Kurama tentu saja tidak mengeluarkan suara mendengkur rendah dibawah pelayanannya.Tidak. Sama sekali tidak.

"Aku sudah lama ingin bertanya padamu," Hestia tiba-tiba angkat bicara. "Kamu adalah seorang shinobi di kehidupan lamamu, kan?"

Naruto mengangguk. "Ya."

"Jadi kenapa kamu memakai warna oranye?" Hestia bertanya dengan rasa ingin tahu. "Kupikir shinobi seharusnya sembunyi-sembunyi. Atau apakah kamu memakai oranye karena bulu Kurama juga oranye?"

Naruto mendengus. "Tidak, bukan itu alasannya."

"Aku tidak tahu, dia tidak membuat titik yang baik," Kurama menyeringai. "Apakah memakai warna oranye hanya caramu untuk menunjukkan bahwa kamu adalah fanboy-ku? Atau lebih tepatnya,fangirl?"

"Haha," Naruto tertawa sarkastik. "Tidak, tapi sebenarnya, awalnya aku memakai warna oranye karena dua alasan: Pertama, itu warna favoritku; kedua, itu membuat orang memperhatikanku."

"Memperhatikanmu?"

"Err, aku dulu diabaikan dan sebagainya karena semua orang takut padaku," kata Naruto acuh tak acuh. "Atau lebih tepatnya, mereka takut pada Kurama, yang telah disegel dalam diriku saat itu."

Hestia berhenti. "Oh."

"Tentu saja, bahkan setelah semua orang mengakui aku sebagai pahlawan mereka," senyum tanpa sadar muncul di wajah Naruto, "Aku masih memakai oranye - tapi untuk alasan yang berbeda kali ini."

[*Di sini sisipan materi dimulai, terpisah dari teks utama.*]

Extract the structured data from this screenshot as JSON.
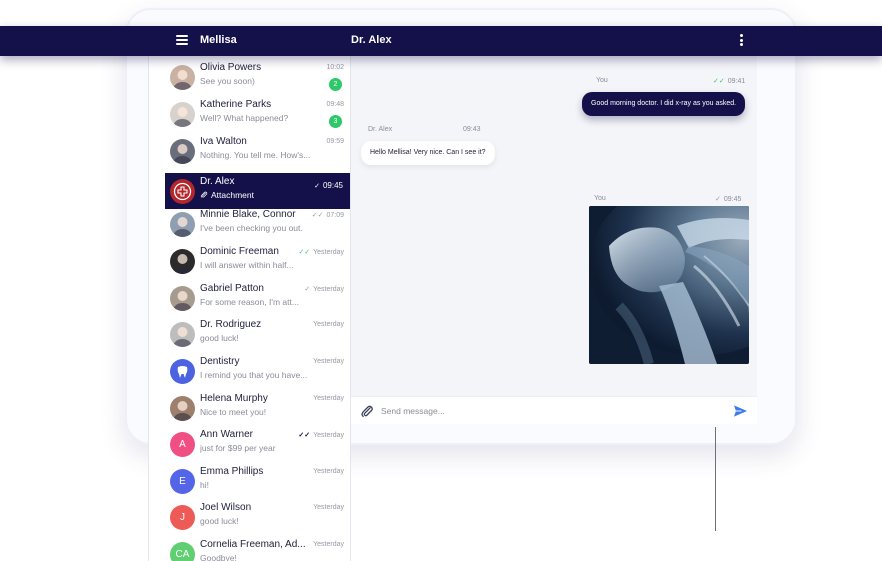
{
  "header": {
    "user_name": "Mellisa",
    "chat_title": "Dr. Alex"
  },
  "contacts": [
    {
      "name": "Olivia Powers",
      "preview": "See you soon)",
      "time": "10:02",
      "badge": "2",
      "tick": "",
      "avatar_type": "photo",
      "avatar_color": "#c9b2a4"
    },
    {
      "name": "Katherine Parks",
      "preview": "Well? What happened?",
      "time": "09:48",
      "badge": "3",
      "tick": "",
      "avatar_type": "photo",
      "avatar_color": "#d7d2cd"
    },
    {
      "name": "Iva Walton",
      "preview": "Nothing. You tell me. How's...",
      "time": "09:59",
      "badge": "",
      "tick": "",
      "avatar_type": "photo",
      "avatar_color": "#6a6e7a"
    },
    {
      "name": "Dr. Alex",
      "preview": "Attachment",
      "time": "09:45",
      "badge": "",
      "tick": "✓",
      "avatar_type": "icon",
      "avatar_color": "#b3262b"
    },
    {
      "name": "Minnie Blake, Connor",
      "preview": "I've been checking you out.",
      "time": "07:09",
      "badge": "",
      "tick": "✓✓",
      "avatar_type": "photo",
      "avatar_color": "#8f9eb0"
    },
    {
      "name": "Dominic Freeman",
      "preview": "I will answer within half...",
      "time": "Yesterday",
      "badge": "",
      "tick": "✓✓",
      "avatar_type": "photo",
      "avatar_color": "#2b2b2b"
    },
    {
      "name": "Gabriel Patton",
      "preview": "For some reason, I'm att...",
      "time": "Yesterday",
      "badge": "",
      "tick": "✓",
      "avatar_type": "photo",
      "avatar_color": "#a79a8e"
    },
    {
      "name": "Dr. Rodriguez",
      "preview": "good luck!",
      "time": "Yesterday",
      "badge": "",
      "tick": "",
      "avatar_type": "photo",
      "avatar_color": "#bdbdbd"
    },
    {
      "name": "Dentistry",
      "preview": "I remind you that you have...",
      "time": "Yesterday",
      "badge": "",
      "tick": "",
      "avatar_type": "icon",
      "avatar_color": "#4b63e0"
    },
    {
      "name": "Helena Murphy",
      "preview": "Nice to meet you!",
      "time": "Yesterday",
      "badge": "",
      "tick": "",
      "avatar_type": "photo",
      "avatar_color": "#9c7f6c"
    },
    {
      "name": "Ann Warner",
      "preview": "just for $99 per year",
      "time": "Yesterday",
      "badge": "",
      "tick": "✓✓",
      "avatar_type": "initial",
      "initial": "A",
      "avatar_color": "#ef4f82"
    },
    {
      "name": "Emma Phillips",
      "preview": "hi!",
      "time": "Yesterday",
      "badge": "",
      "tick": "",
      "avatar_type": "initial",
      "initial": "E",
      "avatar_color": "#5465e8"
    },
    {
      "name": "Joel Wilson",
      "preview": "good luck!",
      "time": "Yesterday",
      "badge": "",
      "tick": "",
      "avatar_type": "initial",
      "initial": "J",
      "avatar_color": "#ee5a55"
    },
    {
      "name": "Cornelia Freeman, Ad...",
      "preview": "Goodbye!",
      "time": "Yesterday",
      "badge": "",
      "tick": "",
      "avatar_type": "initial",
      "initial": "CA",
      "avatar_color": "#5fcf72"
    }
  ],
  "messages": [
    {
      "sender": "You",
      "time": "09:41",
      "tick": "✓✓",
      "text": "Good morning doctor. I did x-ray as you asked.",
      "direction": "out"
    },
    {
      "sender": "Dr. Alex",
      "time": "09:43",
      "tick": "",
      "text": "Hello Mellisa! Very nice. Can I see it?",
      "direction": "in"
    },
    {
      "sender": "You",
      "time": "09:45",
      "tick": "✓",
      "text": "",
      "direction": "out",
      "attachment": "x-ray image"
    }
  ],
  "composer": {
    "placeholder": "Send message..."
  },
  "colors": {
    "navy": "#14104a",
    "green": "#2ec86a",
    "send_blue": "#3d7be8"
  }
}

"Dan itu adalah?" Hestia mendorong.

"Yah, akhirnya aku bertemu ibu dan ayahku," Naruto tersenyum cerah mengingatnya. "Ibuku memiliki mata ungu dan rambut merah yang paling indah. Ayahku memiliki mata biru dan rambut kuning cerah. Dan itulah mengapa aku sangat menyukai oranye. Pada awalnya, oranye hanyalah warna yang menarik perhatianku, sebuah taktik untuk dicoba. untuk menghindari kesepian. Tapi sekarang..."

Dia tersenyum lembut. "Oranye itu kombinasi merah ibuku dan kuning ayahku," katanya singkat.

"Oranye adalah keluarga."

Hesti tersenyum.


Aphrodite adalah dewi cinta romantis/seksual saja. Cinta Platonis (cinta antara keluarga dan teman) tidak termasuk dalam domainnya.

Ketika saya mengatakan "satu minggu setelah" dalam lompatan waktu, maksud saya "satu minggu setelah Naruto pindah kembali ke mansion". Sejauh ini, total satu bulan, tiga minggu telah berlalu.

Plotnya akan segera hadir.

Aku punya pertanyaan untuk kalian. Dalam A Shinobi Among Monsters, siapa karakter favorit Anda, dan jenis adegan apa yang Anda sukai? Saat ini saya sedang memutuskan dan menyusun para pemain dan adegan masa depan dari busur berikutnya, dan masukan Anda akan sangat dihargai.